Fragen, die das Herz berühren


Workshops beim Kirchberger Dialog bieten Raum für intensives Nachhaken Führungskräfte aus Wirtschaft und Sozialwirtschaft haben vor allem eines gemeinsam: Ihnen fehlt häufig die Zeit, um Themen und Fragestellungen bis in die letzte Konsequenz zu durchleuchten. Gut also, wenn es Tagungen wie den 13ten Kirchberger Dialog gibt, bei dem kleinere Gruppen in ausgesuchten Workshops, sich intensiv für eine begrenzte Zeitdauer mit einem Thema auseinandersetzen. 

Die 90 Teilnehmer des 13ten Kirchberger Dialogs freuten sich, dass sie in vier Workshops mehre Stunden Zeit hatten, sich intensiv mit einem Thema zu befassen. Die Themen: Workshop I: Mut und Verantwortung – meine persönliche Reaktion in ethischen Dilemmata; Workshop II: Bildung durch Gamification – Werbemasche oder Bildungschance? Workshop III: Warum stehst du morgens auf – Zwischen standardisiertem Mensch und Selbstverantwortung; Workshop IV: Wenn der Puls stimmt – musikalischer Selbstausdruck. Die angebotenen Workshops liefen an beiden Tagungstagen, so dass jeder sich zwei Themenbereichen widmen konnte. Bevor es in die einzelnen Workshops ging, wurde die Thematik insgesamt „Wie künstliche Intelligenz die Welt verändert“, vom Feedbacktheater Jakob Nacken und Mirjam Waggon humoristisch aufgearbeitet. Die beiden Darsteller fassten die Themen der Tagung improvisiert hervorragend zusammen.

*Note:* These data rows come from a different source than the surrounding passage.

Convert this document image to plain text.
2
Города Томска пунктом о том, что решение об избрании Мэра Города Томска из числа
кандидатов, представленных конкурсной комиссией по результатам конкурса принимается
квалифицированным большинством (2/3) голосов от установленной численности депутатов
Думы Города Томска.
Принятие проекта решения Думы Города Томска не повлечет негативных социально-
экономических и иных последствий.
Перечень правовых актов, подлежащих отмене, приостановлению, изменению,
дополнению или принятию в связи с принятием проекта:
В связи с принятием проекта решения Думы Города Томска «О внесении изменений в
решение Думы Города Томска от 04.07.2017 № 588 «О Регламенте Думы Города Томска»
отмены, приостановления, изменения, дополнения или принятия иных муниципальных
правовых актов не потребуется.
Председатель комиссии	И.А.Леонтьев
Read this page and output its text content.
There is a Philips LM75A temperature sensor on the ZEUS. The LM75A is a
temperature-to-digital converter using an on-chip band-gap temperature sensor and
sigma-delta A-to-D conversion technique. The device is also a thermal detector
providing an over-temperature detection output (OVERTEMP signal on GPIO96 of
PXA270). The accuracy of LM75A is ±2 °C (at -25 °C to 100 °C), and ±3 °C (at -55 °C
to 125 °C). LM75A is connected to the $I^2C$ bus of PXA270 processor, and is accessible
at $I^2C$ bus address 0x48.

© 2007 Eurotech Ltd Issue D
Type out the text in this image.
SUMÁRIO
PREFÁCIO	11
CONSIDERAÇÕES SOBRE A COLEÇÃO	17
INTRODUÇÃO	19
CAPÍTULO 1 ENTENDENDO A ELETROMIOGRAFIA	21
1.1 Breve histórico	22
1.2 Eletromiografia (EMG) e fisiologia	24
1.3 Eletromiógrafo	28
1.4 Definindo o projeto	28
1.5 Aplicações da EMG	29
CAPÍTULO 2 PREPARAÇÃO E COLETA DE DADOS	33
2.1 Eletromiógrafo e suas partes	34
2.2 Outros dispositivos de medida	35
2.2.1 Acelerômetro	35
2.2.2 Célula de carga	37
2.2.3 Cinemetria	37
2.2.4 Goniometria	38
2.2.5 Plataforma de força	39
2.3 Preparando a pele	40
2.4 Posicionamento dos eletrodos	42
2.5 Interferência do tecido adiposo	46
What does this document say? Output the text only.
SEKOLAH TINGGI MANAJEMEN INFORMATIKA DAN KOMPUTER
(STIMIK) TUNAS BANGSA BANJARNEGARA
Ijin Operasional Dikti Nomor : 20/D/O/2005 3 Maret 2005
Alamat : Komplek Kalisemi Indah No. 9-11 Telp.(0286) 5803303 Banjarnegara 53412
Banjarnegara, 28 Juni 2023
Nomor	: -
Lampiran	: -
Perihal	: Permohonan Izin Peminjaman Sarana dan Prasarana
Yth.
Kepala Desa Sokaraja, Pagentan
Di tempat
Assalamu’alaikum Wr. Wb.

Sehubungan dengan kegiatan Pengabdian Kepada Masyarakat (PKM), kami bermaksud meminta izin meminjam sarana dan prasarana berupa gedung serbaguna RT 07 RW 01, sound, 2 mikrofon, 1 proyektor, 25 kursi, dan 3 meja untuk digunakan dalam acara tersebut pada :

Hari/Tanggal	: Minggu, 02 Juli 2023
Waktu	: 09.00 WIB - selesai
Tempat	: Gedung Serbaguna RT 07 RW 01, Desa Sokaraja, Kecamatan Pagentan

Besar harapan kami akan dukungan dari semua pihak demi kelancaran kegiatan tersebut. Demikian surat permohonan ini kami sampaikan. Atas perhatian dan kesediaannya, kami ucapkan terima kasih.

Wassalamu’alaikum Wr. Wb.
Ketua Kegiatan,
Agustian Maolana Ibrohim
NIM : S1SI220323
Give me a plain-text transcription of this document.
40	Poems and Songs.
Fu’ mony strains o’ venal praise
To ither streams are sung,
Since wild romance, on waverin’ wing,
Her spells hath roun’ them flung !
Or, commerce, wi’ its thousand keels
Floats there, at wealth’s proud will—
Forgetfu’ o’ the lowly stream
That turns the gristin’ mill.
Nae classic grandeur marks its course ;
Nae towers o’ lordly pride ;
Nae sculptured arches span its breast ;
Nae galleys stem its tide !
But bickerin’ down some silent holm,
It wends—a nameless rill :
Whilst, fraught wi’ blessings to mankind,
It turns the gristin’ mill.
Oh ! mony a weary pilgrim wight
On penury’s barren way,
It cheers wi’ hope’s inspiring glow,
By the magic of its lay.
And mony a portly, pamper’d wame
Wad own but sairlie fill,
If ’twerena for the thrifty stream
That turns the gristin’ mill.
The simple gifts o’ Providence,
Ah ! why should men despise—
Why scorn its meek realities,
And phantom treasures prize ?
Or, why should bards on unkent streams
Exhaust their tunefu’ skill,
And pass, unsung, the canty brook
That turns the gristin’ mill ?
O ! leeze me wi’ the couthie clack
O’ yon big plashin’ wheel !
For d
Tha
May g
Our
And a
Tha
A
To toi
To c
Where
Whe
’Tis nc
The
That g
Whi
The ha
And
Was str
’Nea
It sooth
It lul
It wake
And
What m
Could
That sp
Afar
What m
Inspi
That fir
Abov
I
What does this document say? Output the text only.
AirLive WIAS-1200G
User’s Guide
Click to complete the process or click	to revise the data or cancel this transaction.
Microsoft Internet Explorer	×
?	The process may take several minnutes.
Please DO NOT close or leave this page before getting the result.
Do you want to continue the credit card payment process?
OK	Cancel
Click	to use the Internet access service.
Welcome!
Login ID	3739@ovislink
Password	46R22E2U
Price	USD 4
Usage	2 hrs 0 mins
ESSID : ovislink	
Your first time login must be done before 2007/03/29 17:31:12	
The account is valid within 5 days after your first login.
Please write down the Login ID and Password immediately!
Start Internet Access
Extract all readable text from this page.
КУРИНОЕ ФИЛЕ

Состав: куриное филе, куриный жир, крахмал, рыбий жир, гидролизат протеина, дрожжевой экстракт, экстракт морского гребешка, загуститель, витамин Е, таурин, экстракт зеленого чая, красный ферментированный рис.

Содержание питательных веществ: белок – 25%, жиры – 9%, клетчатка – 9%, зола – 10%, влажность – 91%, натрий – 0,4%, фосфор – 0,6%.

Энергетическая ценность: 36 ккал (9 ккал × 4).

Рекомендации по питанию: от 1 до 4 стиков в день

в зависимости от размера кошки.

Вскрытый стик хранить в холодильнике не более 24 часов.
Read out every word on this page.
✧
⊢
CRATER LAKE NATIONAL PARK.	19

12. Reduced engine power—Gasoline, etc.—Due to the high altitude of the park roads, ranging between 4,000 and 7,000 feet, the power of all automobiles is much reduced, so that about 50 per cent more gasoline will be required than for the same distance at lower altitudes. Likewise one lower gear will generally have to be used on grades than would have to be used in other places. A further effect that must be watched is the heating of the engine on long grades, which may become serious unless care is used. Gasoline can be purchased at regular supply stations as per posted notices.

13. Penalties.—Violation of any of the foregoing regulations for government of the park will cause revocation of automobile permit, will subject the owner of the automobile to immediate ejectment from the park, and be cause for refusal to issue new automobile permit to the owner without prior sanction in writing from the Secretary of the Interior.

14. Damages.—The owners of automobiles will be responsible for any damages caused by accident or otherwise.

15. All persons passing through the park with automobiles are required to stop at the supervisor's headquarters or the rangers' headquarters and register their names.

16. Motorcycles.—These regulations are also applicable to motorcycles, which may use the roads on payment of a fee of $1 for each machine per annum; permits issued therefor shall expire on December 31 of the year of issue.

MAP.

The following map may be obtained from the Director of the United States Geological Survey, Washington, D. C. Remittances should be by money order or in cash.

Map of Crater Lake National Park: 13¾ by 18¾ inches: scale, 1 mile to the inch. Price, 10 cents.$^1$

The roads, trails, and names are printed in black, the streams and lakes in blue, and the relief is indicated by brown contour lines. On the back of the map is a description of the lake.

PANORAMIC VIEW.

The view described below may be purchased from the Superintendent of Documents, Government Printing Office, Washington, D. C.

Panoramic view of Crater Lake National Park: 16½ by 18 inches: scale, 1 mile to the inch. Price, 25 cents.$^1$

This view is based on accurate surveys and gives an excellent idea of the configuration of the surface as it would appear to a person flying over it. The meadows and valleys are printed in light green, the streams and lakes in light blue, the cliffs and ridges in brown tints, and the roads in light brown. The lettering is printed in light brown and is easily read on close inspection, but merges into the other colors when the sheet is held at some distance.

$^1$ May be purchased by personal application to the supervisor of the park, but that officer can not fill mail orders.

Im ersten Workshop führte dann Peter Bartels, Supervisor und Psychodramaleiter die Teilnehmenden des Workshops durch die Betrachtung der Frage, was es braucht, um selbstverantwortlich Handeln und agieren zu können. Dabei wurde der allgegenwärtige Trend des Vernetzens in jedem Bereich unseres Lebens erörtert. Es wurde nachgefragt, warum Vernetzen schwer fällt , und was uns daran hindert, auf relevanten Plattformen aufzutreten. Es wurde definiert, was ein Problem kennzeichnet, und wann ein Dilemma beginnt. Klar wurde dabei, dass es bei der Frage, welche persönliche Rolle nehme ich beim Betrachten ein, sehr stark um eigenen Emotionen geht. Es war die Rede von Überforderung, von Hilflosigkeit und Machtlosigkeit. Das Psychodrama ist eine Aktionsmethode, bei der eine Gruppe von Personen zusammenarbeitet. Der Psychodramaleiter berät diese Arbeit. Ein Gruppenmitglied, der Protagonist, steht im Mittelpunkt. Der Leiter erarbeitet mit ihm seine Geschichte und bittet ihn, diese mittels einer Szene auf einer Bühne vorzustellen. Für dieses Spiel gibt es kein vorgefertigtes Drehbuch. Es entwickelt sich aus der Situation heraus. 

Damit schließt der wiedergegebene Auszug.